The resolution is basically in the identity of the currency. The cryptography that accompanies bitcoin and in general the different declinations of the blockchain allow you to manage the identity of the cryptocurrency, with its specific ID code, its name and surname and its history. It is as if the banknotes that we have in the wallet or those that we have in the online checking account or those that are in the app managed by our wallets could speak and could tell the whole history of the transactions that made it possible.
In spite of the criticisms that accompanied an initial phase of the Bitcoin Blockchain accused of being used as a platform for illegal payments or financing, it is clear that once the great theme of the identity of the participants in the Blockchain has been resolved, the Bitcoin Blockchain rather than other cryptocurrency are the most traceable and secure there can be.
But what if the participants of the blockchain "attempt" a Double Spending?
Since each node contains the same information as the others and, in this way, knows the whole history of the transactions occurred, as well as all the other nodes, how can we be sure that blocks containing false transactions are not validated?
If there was a node that, surreptitiously, tried (succeeding, but it must be said that it is extremely difficult) to alter the history of the transactions, inserting a false transaction such as to create a problem about the property (or rather about the passage of a property) of the exchanged asset, one would run into a “Double Spending " situation.
To understand how improbable and difficult this possibility is, let's briefly see the steps that determine this type of transaction.
An amazing opportunity that, as is well known, has changed entire industries and is the basis of the Digital Transformation phenomenon, but also a non-trivial limit when you want to be sure that a certain asset is not then duplicated outside of certain business or ethical rules . If you duplicate a piece of music or an application, you enter an order of problems that have long been the subject of debate, such as ethical and business.
Double Spending is intended as a guarantee that the same digital "monetary" asset cannot be used several times for multiple purchases, like any currency that "changing hands" explicitly expresses with this passage the transfer of a value in exchange for the goods or service.

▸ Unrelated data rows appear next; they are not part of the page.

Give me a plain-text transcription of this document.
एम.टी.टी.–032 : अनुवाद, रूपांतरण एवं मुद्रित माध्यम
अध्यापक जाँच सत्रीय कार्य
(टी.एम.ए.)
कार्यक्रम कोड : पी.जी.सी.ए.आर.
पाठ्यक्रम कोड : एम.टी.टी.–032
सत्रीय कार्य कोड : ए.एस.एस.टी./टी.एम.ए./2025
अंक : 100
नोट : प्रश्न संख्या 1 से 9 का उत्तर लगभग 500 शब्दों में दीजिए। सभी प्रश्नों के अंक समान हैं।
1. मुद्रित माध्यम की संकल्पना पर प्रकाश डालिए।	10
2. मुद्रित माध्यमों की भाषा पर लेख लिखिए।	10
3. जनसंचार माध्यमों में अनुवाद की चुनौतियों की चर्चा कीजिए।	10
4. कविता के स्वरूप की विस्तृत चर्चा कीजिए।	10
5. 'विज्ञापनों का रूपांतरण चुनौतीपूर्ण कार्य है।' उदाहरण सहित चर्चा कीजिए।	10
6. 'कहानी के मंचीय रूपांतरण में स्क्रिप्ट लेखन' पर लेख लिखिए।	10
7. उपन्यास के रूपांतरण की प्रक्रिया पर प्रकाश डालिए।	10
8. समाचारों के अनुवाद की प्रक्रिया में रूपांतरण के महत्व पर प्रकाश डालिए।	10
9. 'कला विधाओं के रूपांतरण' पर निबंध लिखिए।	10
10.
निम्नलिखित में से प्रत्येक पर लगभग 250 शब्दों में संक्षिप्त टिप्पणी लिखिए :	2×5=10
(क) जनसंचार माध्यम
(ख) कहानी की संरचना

In traditional “digital currencies ", this task is entrusted to the banks that deal with "reconciling" the transfer of value from our account to that of those who have sold us an asset with more or less complex steps depending on the type of payment service that we used. In the context of “pure digital", the problem of Double Spending was tackled with solutions that worked on tracking issues and that they achieved certain goals but exposed them to certain risks.
The exchange in Cryptocurrency units is also based on reading and checking the list of transactions completed up to the moment when the new transaction takes place which in our example corresponds to a transfer of ownership of an asset.
The proof of the transfer of the new property is created thanks to a digital signature of the transaction itself by the last subject who exchanged Cryptocurrency related to this transaction. The block is precisely stamped and published with compression (hash). Each Timestamp in turn includes the previous one in its own hash, forming a chain (the blockchain) which is then public and shared. With these conditions, it becomes extremely difficult to alter all the components of a transaction, or to create the conditions for a Double Spending situation to occur. Click on Bitcoin Aussie System app to know more.
If you then replace the concept of curriculum associated with a coin with the curriculum associated with the history of a raw material, for example in the world of fashion or food, you can imagine what extraordinary potential opens up. The grape that can tell its whole story, from the moment it is picked to the moment it arrives on the table or on shelf.